# A couple pics of my Green Sunfish and BN's



## BeckyB (Sep 15, 2011)

Thought i'd post a few pics of my 3 year old daughters Green Sunfish named Bluegill and the 2 BN pleco's. The albino is a female named Spongebob and the normal colored one is still nameless.


----------



## Betta man (Mar 25, 2011)

My sunfish looked like that!


----------



## FishieLuv (Feb 26, 2011)

Spongebob, lol that's cute


----------



## fishbubbles (Sep 16, 2011)

Pretty sun fish! Very shiny! The pleco looks healthy too!


----------



## iheartfish:) (Jan 19, 2011)

Just curious, how big is the tank? I want a sunfish too....


----------



## Betta man (Mar 25, 2011)

I keep my sunfish in my 30 gal pond. He's really happy cause he eats the mosquito fish in there.


----------



## BeckyB (Sep 15, 2011)

right now he's in a 15 gallon. Plans are to upgrade him to a 55 gallon in a few months. My mother has finally agreed to let me have a spot in the living room for that large a tank after christmas. of course...its only taken 15 years of griping, pleading and begging for her to finally agree to that large a tank....Me and my daughter are the fish lovers in the house...mom...ehh she can take or leave them.


----------



## iheartfish:) (Jan 19, 2011)

hahahaha I have the same problem!!!! Except I don't have a daughter...


----------



## oliesminis (May 7, 2007)

Lovely Fish, you got a picture of the whole tank?


----------



## BeckyB (Sep 15, 2011)

Here are 2 shots of the tank and a short video of Bluegill eating a snack.

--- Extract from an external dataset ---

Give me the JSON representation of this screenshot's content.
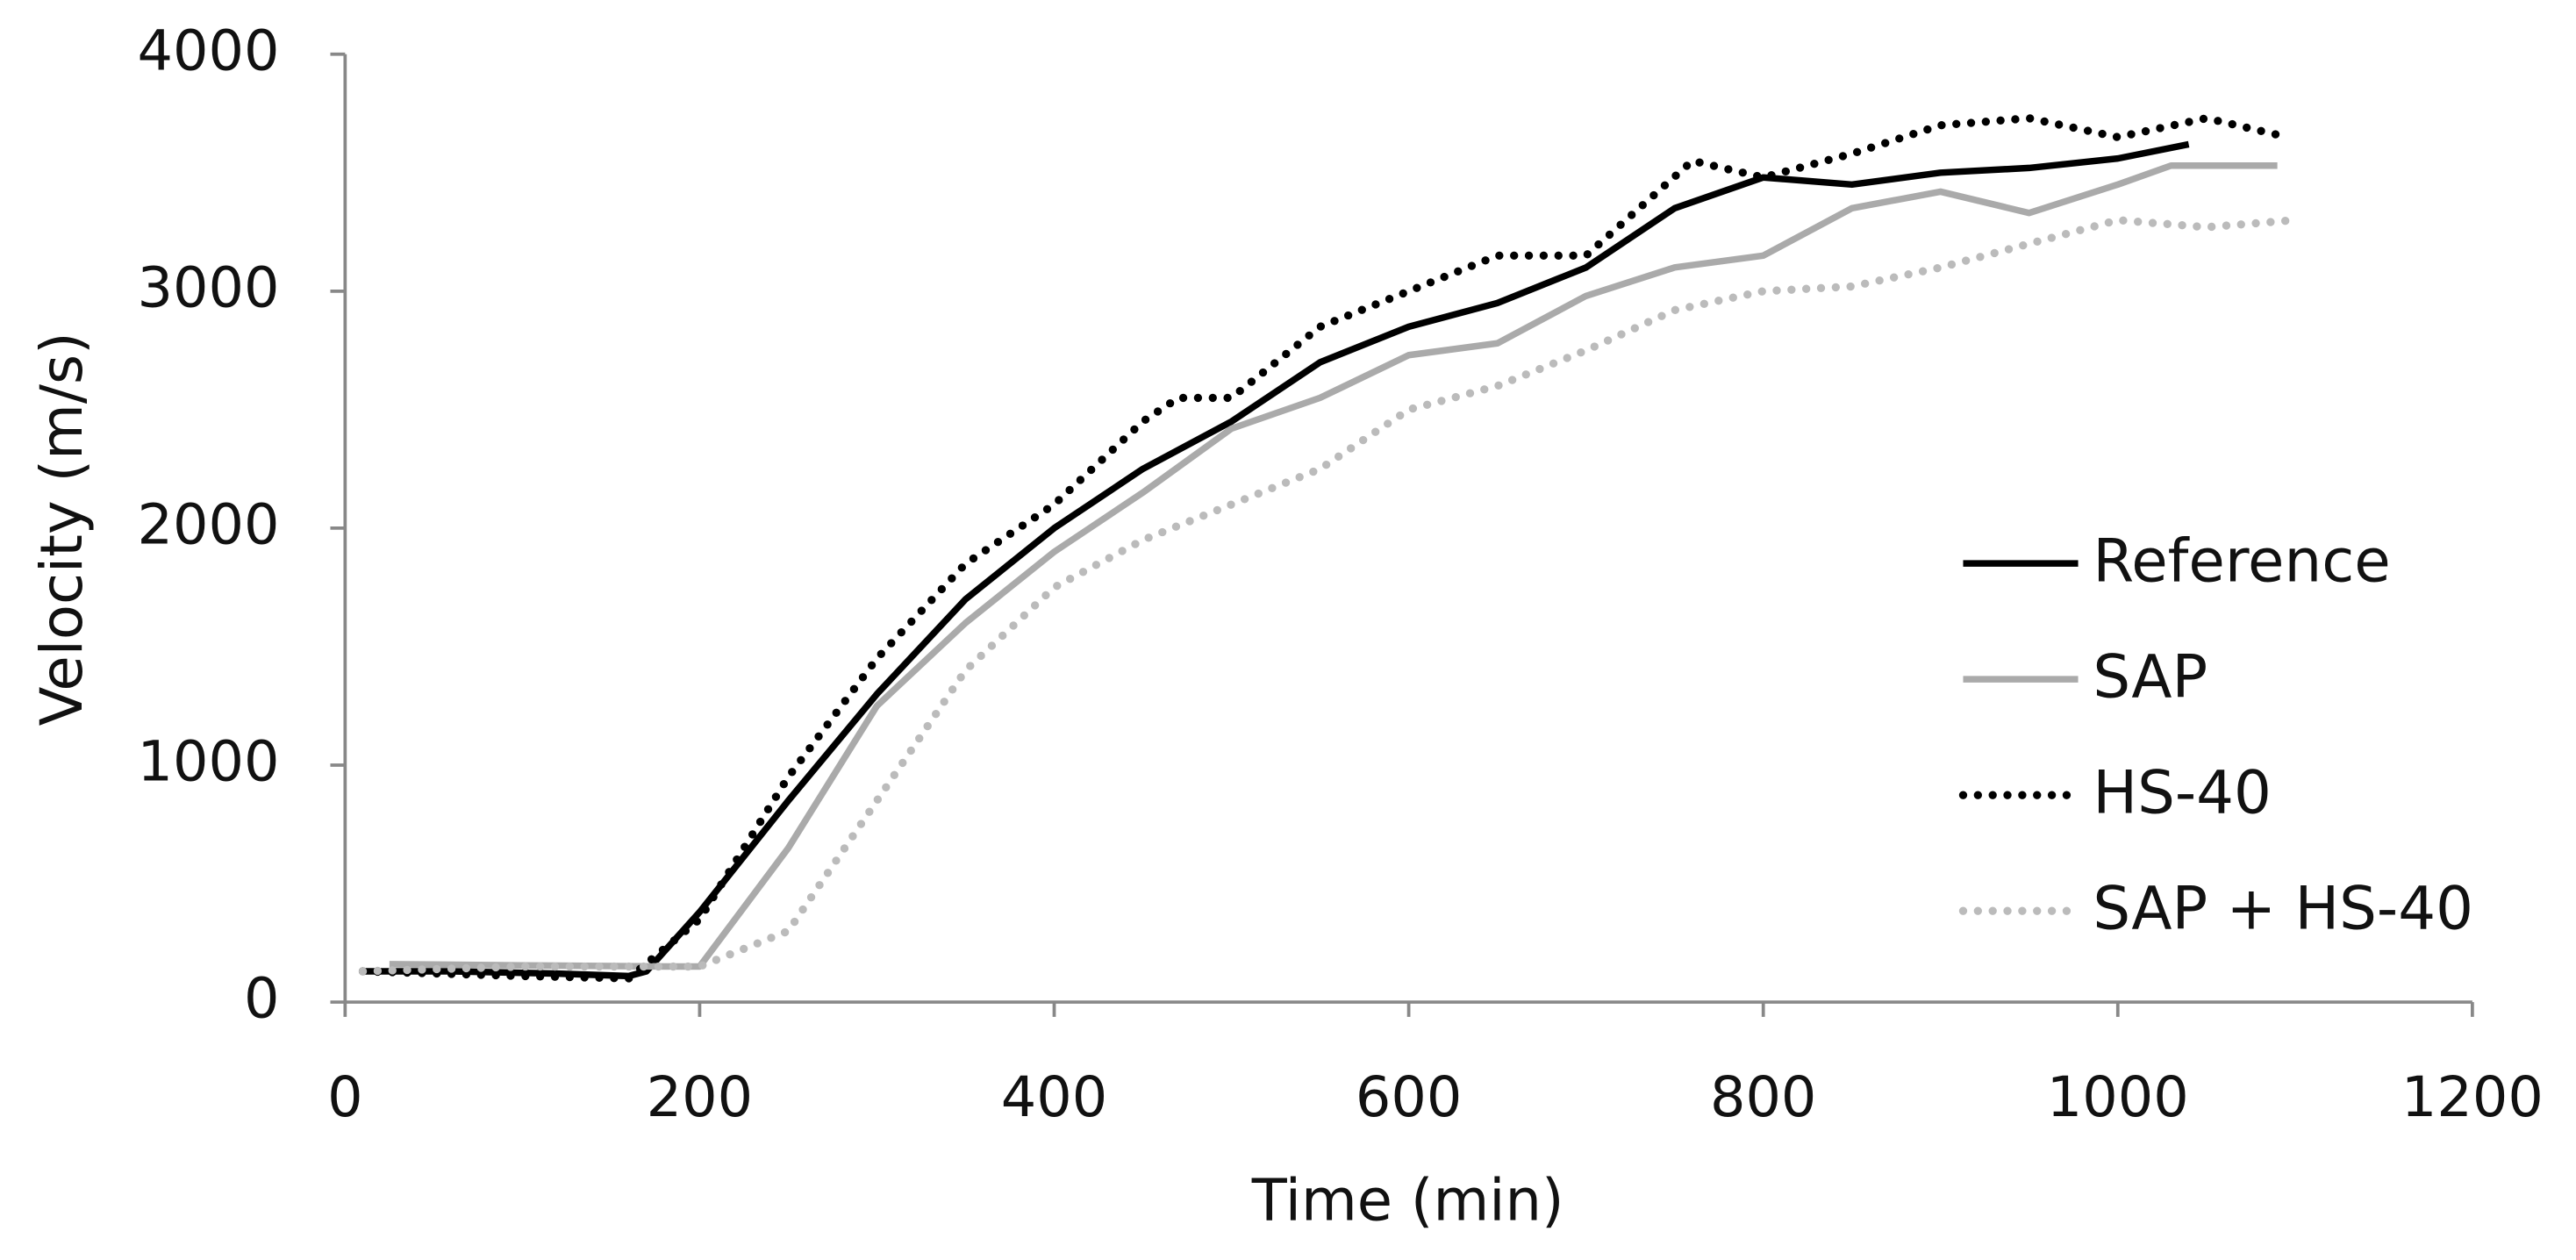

http://www.youtube.com/watch?v=s7cGcaXtGQk


----------



## Betta man (Mar 25, 2011)

I feed mine live minnows. what do you feed yours? I put in minnows and they bred so he gets to hunt whenever he wants to. I believe yours is a female.


----------



## BeckyB (Sep 15, 2011)

he eats worms, flys, moths, feeder guppies, bologna, bread, fish flakes and granules, loves crickets and grasshoppers. well..pretty much any insect you throw in the tank he'll eat. when the current can of food runs out i'm switching him over to a chiclid type of food and going to buy some bloodworms for him as a snack.


----------